Coulombic effects on magnetoconductivity oscillations induced by microwave excitation in multisubband two-dimensional electron systems

TL;DR

This paper develops a theory for magneto-oscillations in photoconductivity of multisubband 2D electron systems, highlighting how Coulomb interactions and internal electric fields influence oscillation amplitude and positions, especially in electron systems on liquid helium.

Contribution

It introduces a comprehensive model accounting for Coulomb interactions and internal electric fields affecting magneto-oscillations in multisubband 2D electron systems.

Findings

Coulomb interactions suppress oscillation amplitude.

Internal electric fields alter magnetoconductivity minima.
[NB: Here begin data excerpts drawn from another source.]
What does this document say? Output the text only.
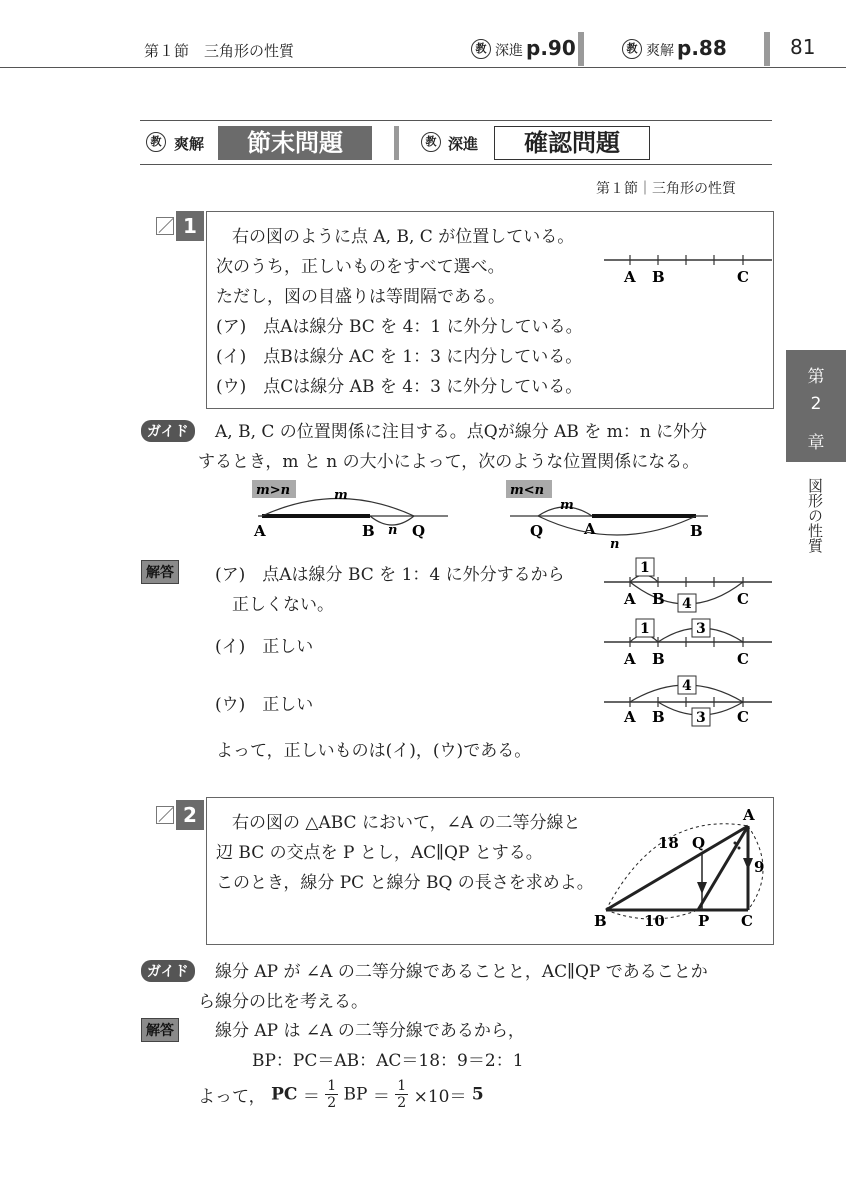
第１節　三角形の性質	教 深進 p.90	教 爽解 p.88	81
教 爽解	節末問題	教 深進	確認問題
第１節｜三角形の性質
第
2
章
図形の性質
1	右の図のように点 A, B, C が位置している。
次のうち，正しいものをすべて選べ。
ただし，図の目盛りは等間隔である。
(ア)　点Aは線分 BC を 4：1 に外分している。
(イ)　点Bは線分 AC を 1：3 に内分している。
(ウ)　点Cは線分 AB を 4：3 に外分している。
A B	C
ガイド	A, B, C の位置関係に注目する。点Qが線分 AB を m：n に外分
するとき，m と n の大小によって，次のような位置関係になる。
m>n	m
n
A	B Q
m<n
m
n
Q	A	B
解答 (ア)　点Aは線分 BC を 1：4 に外分するから
正しくない。
(イ)　正しい
(ウ)　正しい
よって，正しいものは(イ)，(ウ)である。
1
4
1	3
4
3
A B	C
A B	C
A B	C
2	右の図の △ABC において，∠A の二等分線と
辺 BC の交点を P とし，AC∥QP とする。
このとき，線分 PC と線分 BQ の長さを求めよ。
A
B	C
P
Q
18
9
10
ガイド	線分 AP が ∠A の二等分線であることと，AC∥QP であることか
ら線分の比を考える。
解答 線分 AP は ∠A の二等分線であるから，
BP：PC＝AB：AC＝18：9＝2：1
よって， PC ＝ $\frac{1}{2}$ BP ＝ $\frac{1}{2} \times 10= 5$
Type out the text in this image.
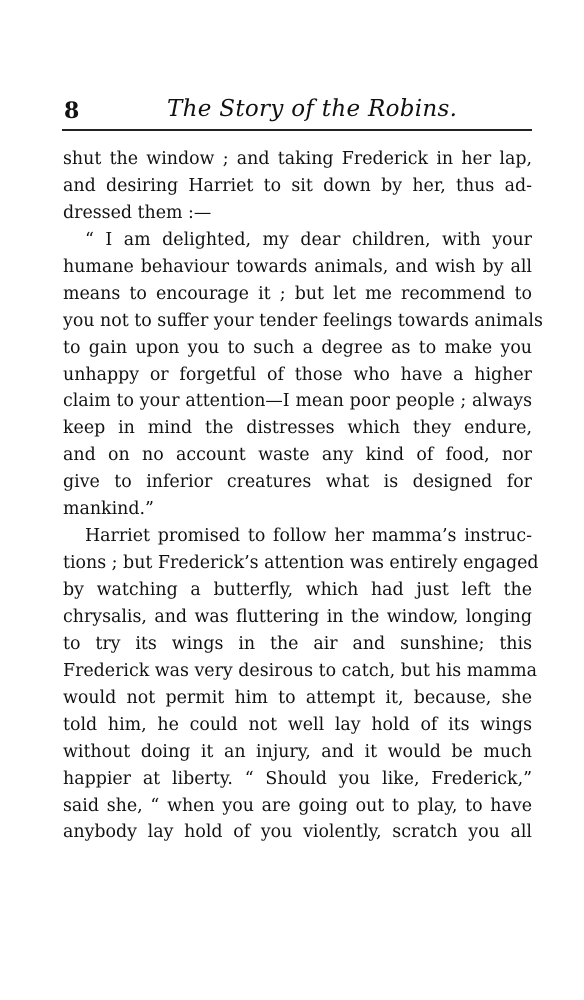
8	The Story of the Robins.
shut the window ; and taking Frederick in her lap,
and desiring Harriet to sit down by her, thus ad-
dressed them :—
“ I am delighted, my dear children, with your
humane behaviour towards animals, and wish by all
means to encourage it ; but let me recommend to
you not to suffer your tender feelings towards animals
to gain upon you to such a degree as to make you
unhappy or forgetful of those who have a higher
claim to your attention—I mean poor people ; always
keep in mind the distresses which they endure,
and on no account waste any kind of food, nor
give to inferior creatures what is designed for
mankind.”
Harriet promised to follow her mamma’s instruc-
tions ; but Frederick’s attention was entirely engaged
by watching a butterfly, which had just left the
chrysalis, and was fluttering in the window, longing
to try its wings in the air and sunshine; this
Frederick was very desirous to catch, but his mamma
would not permit him to attempt it, because, she
told him, he could not well lay hold of its wings
without doing it an injury, and it would be much
happier at liberty. “ Should you like, Frederick,”
said she, “ when you are going out to play, to have
anybody lay hold of you violently, scratch you all
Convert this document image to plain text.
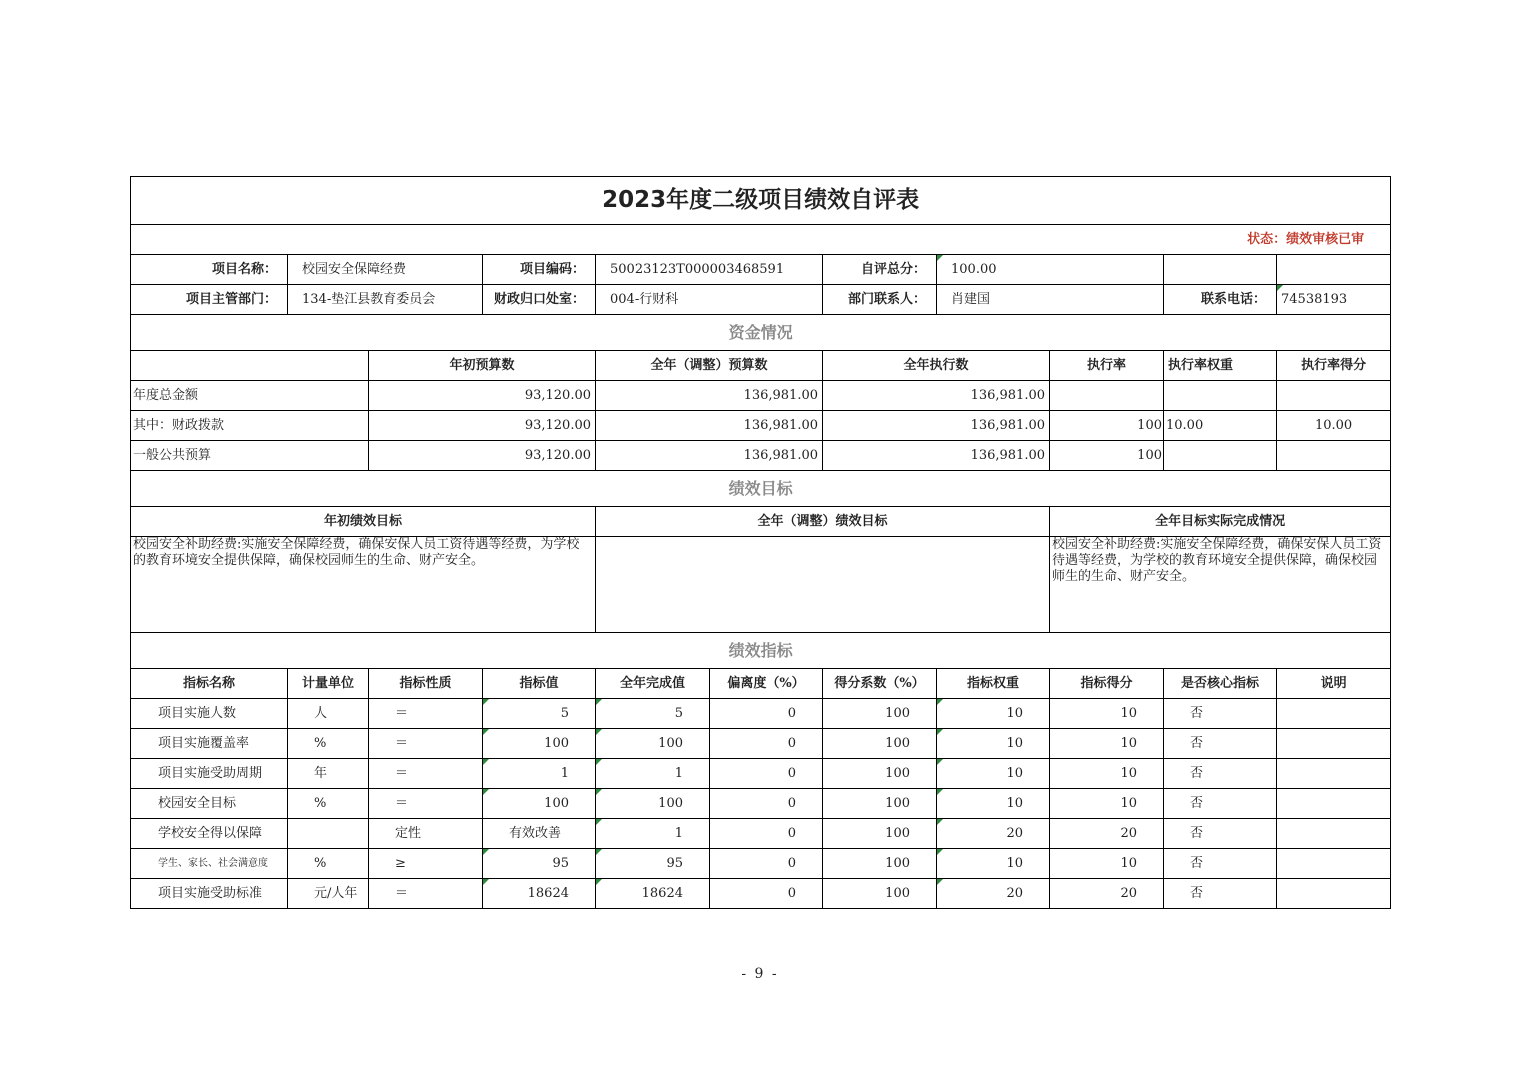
2023年度二级项目绩效自评表										
状态：绩效审核已审										
项目名称：	校园安全保障经费		项目编码：	50023123T000003468591		自评总分：	100.00			
项目主管部门：	134-垫江县教育委员会		财政归口处室：	004-行财科		部门联系人：	肖建国		联系电话：	74538193
资金情况										
		年初预算数		全年（调整）预算数		全年执行数		执行率	执行率权重	执行率得分
年度总金额		93,120.00		136,981.00		136,981.00				
其中：财政拨款		93,120.00		136,981.00		136,981.00		100	10.00	10.00
一般公共预算		93,120.00		136,981.00		136,981.00		100		
绩效目标										
年初绩效目标				全年（调整）绩效目标				全年目标实际完成情况		
校园安全补助经费:实施安全保障经费，确保安保人员工资待遇等经费，为学校的教育环境安全提供保障，确保校园师生的生命、财产安全。								校园安全补助经费:实施安全保障经费，确保安保人员工资待遇等经费，为学校的教育环境安全提供保障，确保校园师生的生命、财产安全。		
绩效指标										
指标名称	计量单位	指标性质	指标值	全年完成值	偏离度（%）	得分系数（%）	指标权重	指标得分	是否核心指标	说明
项目实施人数	人	＝	5	5	0	100	10	10	否	
项目实施覆盖率	%	＝	100	100	0	100	10	10	否	
项目实施受助周期	年	＝	1	1	0	100	10	10	否	
校园安全目标	%	＝	100	100	0	100	10	10	否	
学校安全得以保障		定性	有效改善	1	0	100	20	20	否	
学生、家长、社会满意度	%	≥	95	95	0	100	10	10	否	
项目实施受助标准	元/人年	＝	18624	18624	0	100	20	20	否	
- 9 -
High radiation power leads to zero-resistance states.

Abstract

We develop a theory of magneto-oscillations in photoconductivity of multisubband two-dimensional electron systems which takes into account strong Coulomb interaction between electrons. In the presence of a magnetic field oriented perpendicular, internal electric fields of fluctuational origin cause fast drift velocities of electron orbit centers which affect probabilities of inter-subband scattering and the photoconductivity. For the electron system formed on the liquid helium surface, internal forces are shown to suppress the amplitude of magneto-oscillations, and change positions of magnetoconductivity minima which evolve in zero-resistance states for high radiation power.